Wissenschaft: Karlsruhe auf dem Weg zur Daten-Hauptstadt

Wissenschaftsministerin Petra Olschowski (Bündnis 90/Die Grünen) freut sich über die Stärkung des Wissenschaftsstandortes Karlsruhe.
Marijan Murat/dpa- GWK stärkt die in Karlsruhe ansässige Nationale Forschungsdateninfrastruktur.
- Ziel ist eine leistungsfähige Infrastruktur für Forschungsdatenmanagement.
- Der NFDI-Verein soll zentral Fördermittel verwalten – nicht mehr 20 Konsortien.
- Zeitraum des Beschlusses: Januar 2029 bis Dezember 2038.
- Olschowski: Daten sind Schlüssel für Forschung und Demokratie, Karlsruhe profitiert.
Die Zusammenfassung wurde durch künstliche Intelligenz erstellt.

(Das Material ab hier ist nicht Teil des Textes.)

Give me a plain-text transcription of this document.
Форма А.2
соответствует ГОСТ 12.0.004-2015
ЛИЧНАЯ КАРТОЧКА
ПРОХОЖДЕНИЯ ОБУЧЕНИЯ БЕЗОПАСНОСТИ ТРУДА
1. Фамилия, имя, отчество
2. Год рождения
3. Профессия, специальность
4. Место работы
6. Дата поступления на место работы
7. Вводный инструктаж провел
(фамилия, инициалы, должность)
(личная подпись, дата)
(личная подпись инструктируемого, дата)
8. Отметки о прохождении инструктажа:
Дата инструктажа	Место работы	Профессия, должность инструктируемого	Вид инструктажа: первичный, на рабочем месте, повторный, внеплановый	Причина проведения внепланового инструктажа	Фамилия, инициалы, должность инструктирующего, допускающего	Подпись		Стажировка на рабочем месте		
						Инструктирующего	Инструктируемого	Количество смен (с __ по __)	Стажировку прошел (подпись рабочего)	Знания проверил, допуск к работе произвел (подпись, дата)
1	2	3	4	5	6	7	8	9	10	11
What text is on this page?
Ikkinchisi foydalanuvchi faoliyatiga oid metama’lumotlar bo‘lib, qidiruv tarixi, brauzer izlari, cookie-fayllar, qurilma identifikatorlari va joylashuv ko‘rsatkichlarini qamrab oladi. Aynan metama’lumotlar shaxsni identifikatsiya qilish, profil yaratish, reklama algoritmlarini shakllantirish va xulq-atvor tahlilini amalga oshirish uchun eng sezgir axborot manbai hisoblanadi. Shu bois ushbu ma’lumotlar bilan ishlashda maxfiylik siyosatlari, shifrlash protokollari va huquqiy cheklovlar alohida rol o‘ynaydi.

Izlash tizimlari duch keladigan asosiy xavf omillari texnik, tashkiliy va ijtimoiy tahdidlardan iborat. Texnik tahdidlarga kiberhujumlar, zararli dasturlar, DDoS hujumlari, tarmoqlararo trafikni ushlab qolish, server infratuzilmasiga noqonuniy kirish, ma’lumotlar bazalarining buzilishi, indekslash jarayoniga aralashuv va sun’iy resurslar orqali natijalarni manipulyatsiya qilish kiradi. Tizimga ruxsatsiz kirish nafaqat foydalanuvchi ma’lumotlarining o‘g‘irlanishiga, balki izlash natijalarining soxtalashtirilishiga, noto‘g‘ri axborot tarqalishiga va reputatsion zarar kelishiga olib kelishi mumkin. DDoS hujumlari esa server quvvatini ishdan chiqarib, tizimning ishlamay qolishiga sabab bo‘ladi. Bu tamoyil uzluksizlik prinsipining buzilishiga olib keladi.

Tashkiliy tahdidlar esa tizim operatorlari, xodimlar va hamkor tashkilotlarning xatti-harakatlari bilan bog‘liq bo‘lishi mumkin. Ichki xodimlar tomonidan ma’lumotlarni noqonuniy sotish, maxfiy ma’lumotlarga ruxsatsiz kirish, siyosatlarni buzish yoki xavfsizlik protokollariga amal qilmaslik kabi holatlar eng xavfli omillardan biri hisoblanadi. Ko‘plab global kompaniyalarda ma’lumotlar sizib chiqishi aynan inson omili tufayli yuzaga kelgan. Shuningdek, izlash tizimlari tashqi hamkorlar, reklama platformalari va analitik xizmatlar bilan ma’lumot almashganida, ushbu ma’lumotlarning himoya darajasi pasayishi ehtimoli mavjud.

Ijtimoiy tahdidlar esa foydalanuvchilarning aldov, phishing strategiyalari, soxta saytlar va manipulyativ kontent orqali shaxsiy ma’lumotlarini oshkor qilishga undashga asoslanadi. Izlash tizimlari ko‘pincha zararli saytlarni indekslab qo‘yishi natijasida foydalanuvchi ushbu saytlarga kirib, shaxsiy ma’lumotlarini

Die Gemeinsame Wissenschaftskonferenz (GWK) hat beschlossen, die seit 2020 in Karlsruhe angesiedelte Nationale Forschungsdateninfrastruktur (NFDI) zu stärken. Deren Ziel ist es, eine leistungsfähige Infrastruktur für das Forschungsdatenmanagement aufzubauen. Sie soll Forscher bei der effizienten Verwaltung und Nutzung von Forschungsdaten unterstützen. Der Beschluss gilt für den Zeitraum von Januar 2029 bis Dezember 2038.
Bisher ist die NFDI als Verein organisiert, Gründungsmitglieder sind der Bund und die Bundesländer. Der NFDI-Verein soll laut Beschluss der Minister und Ministerinnen eine zentrale Rolle bekommen und die Fördermittel verwalten, anstatt sich wie bisher über 20 Konsortien einzeln an die Deutsche Forschungsgesellschaft (DFG) wenden zu müssen. Die NFDI ist ein wissenschaftliches Netzwerk mit dem Ziel, Datenbestände von Wissenschaft und Forschung zu sichern, für die Nutzung aufzubereiten und international zu vernetzen.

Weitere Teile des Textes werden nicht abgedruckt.